Sanderson and her husband started this memorial for Burns. Along with the school bus flowers, there are several bouquets, tobacco offerings and wreaths all surrounding a large white cross that has been cemented in place.

Burns was one of 10 people stabbed to death during one of Canada’s worst mass killings, which started in James Smith Cree Nation on Sept. 4. 

The two accused, brothers Myles and Damien Sanderson, are also dead.

After Burns was stabbed, his family says he tried to chase the brothers down using the school bus he drove students in. His family says he died while driving, and the bus crashed here — into the ditch.

Now, flowers, cards, tobacco and wreaths lay between the tire tracks — focusing on good memories.

“It really felt good that people came out to support us,” Marie said of the colourful wreaths other families, veterans and friends dropped off.

“That’s what our community is all about. We all like supporting each other.”

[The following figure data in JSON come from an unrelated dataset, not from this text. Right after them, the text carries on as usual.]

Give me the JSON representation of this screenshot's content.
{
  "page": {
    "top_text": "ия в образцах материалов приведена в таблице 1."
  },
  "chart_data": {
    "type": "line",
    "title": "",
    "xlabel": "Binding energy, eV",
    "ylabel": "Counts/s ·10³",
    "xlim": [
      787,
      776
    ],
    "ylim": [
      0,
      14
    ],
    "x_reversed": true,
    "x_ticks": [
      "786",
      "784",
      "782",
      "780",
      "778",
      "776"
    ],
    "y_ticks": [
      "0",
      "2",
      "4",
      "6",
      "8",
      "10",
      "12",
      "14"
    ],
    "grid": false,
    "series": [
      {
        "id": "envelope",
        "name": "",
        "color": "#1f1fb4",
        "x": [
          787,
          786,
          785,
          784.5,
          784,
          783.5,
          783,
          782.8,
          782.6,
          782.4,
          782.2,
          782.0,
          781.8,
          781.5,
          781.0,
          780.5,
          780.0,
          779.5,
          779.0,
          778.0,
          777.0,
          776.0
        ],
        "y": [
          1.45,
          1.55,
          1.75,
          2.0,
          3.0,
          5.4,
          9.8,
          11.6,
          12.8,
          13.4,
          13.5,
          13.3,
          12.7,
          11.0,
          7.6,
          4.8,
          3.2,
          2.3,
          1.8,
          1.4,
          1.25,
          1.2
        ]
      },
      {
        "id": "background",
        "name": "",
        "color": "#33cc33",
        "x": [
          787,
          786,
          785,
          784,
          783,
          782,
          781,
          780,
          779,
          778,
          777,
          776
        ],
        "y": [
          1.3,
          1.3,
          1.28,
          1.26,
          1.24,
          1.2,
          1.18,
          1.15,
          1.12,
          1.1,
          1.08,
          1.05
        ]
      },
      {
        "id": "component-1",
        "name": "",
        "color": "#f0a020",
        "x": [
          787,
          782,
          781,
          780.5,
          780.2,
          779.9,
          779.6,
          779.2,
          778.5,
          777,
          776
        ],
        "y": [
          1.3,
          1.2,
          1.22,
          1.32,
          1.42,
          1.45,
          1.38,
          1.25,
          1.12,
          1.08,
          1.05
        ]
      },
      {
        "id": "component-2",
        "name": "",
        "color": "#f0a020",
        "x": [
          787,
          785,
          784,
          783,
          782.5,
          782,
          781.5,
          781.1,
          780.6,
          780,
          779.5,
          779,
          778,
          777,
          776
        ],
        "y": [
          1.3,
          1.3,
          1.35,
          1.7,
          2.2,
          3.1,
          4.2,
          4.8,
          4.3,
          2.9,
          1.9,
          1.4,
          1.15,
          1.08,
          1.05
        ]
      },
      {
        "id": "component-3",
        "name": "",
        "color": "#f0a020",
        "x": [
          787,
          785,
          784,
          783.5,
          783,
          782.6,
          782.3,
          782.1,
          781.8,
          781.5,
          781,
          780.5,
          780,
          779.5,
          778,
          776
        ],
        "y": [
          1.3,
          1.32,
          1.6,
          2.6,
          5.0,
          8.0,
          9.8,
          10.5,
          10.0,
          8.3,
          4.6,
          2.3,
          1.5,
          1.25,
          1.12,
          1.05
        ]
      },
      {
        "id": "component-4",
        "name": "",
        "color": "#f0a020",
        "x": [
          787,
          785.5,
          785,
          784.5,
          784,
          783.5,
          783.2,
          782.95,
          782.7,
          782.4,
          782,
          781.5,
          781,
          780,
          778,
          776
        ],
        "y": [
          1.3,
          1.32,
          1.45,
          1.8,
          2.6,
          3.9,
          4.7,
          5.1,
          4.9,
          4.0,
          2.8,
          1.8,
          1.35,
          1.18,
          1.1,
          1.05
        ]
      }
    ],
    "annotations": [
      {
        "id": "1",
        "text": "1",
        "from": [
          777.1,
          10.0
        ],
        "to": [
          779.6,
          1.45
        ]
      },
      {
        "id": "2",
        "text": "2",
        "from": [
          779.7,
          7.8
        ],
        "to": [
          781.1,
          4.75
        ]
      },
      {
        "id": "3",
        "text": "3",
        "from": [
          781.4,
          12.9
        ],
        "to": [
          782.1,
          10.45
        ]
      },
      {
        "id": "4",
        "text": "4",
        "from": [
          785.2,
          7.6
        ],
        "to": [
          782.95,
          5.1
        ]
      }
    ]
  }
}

Assembly of First Nations chief visits

Sanderson showed this site to Assembly of First Nations chief RoseAnne Archibald on Sunday afternoon. The national chief was in James Smith to show her respects and solidarity.

National Chief for the Assembly of First Nations RoseAnne Archibald, stands in front of the band office and health centre in James Smith Cree Nation, Sask. (Sam Samson/CBC)

“There are many people — including leadership like myself — who are thinking about them, praying for them, wanting them to heal from this catastrophic thing that happened in the community.”

Archibald was taken to two cemeteries in James Smith, both trips private and quiet events. Band councillors also showed her where the wakes happened and where a sacred fire burned so she could offer tobacco.

Archibald said she also met with a young survivor who was injured that night.

“The atmosphere, it’s still very sombre,” said Archibald at the band office.

“So many people were killed and injured in this community, and it could take decades to heal from that.”

None of the three chiefs that make up James Smith Cree Nation leadership were present for Sunday’s visit, but Archibald will meet with them in Prince Albert, Sask., on Monday. She said they’ll discuss what the community needs next,and how she can help.

For now, she said she believes both provincial and federal governments need to provide long-term care addictions support.

“One of the things I heard throughout the day was the level of addictions and the use of drugs —  hard drugs like crystal meth that are infiltrating this community,” she said.

“They need those mental health supports”

The other type of help James Smith needs, Archibald said, is continued support from Canadians who came together in early September.

“I think it’s imperative that we circle back to the story and see how the community is doing so people who’ve expressed that great love and care from across Canada can find out what’s happening and continue to offer their support,” said Archibald.

“That is what this community will need in the years ahead.”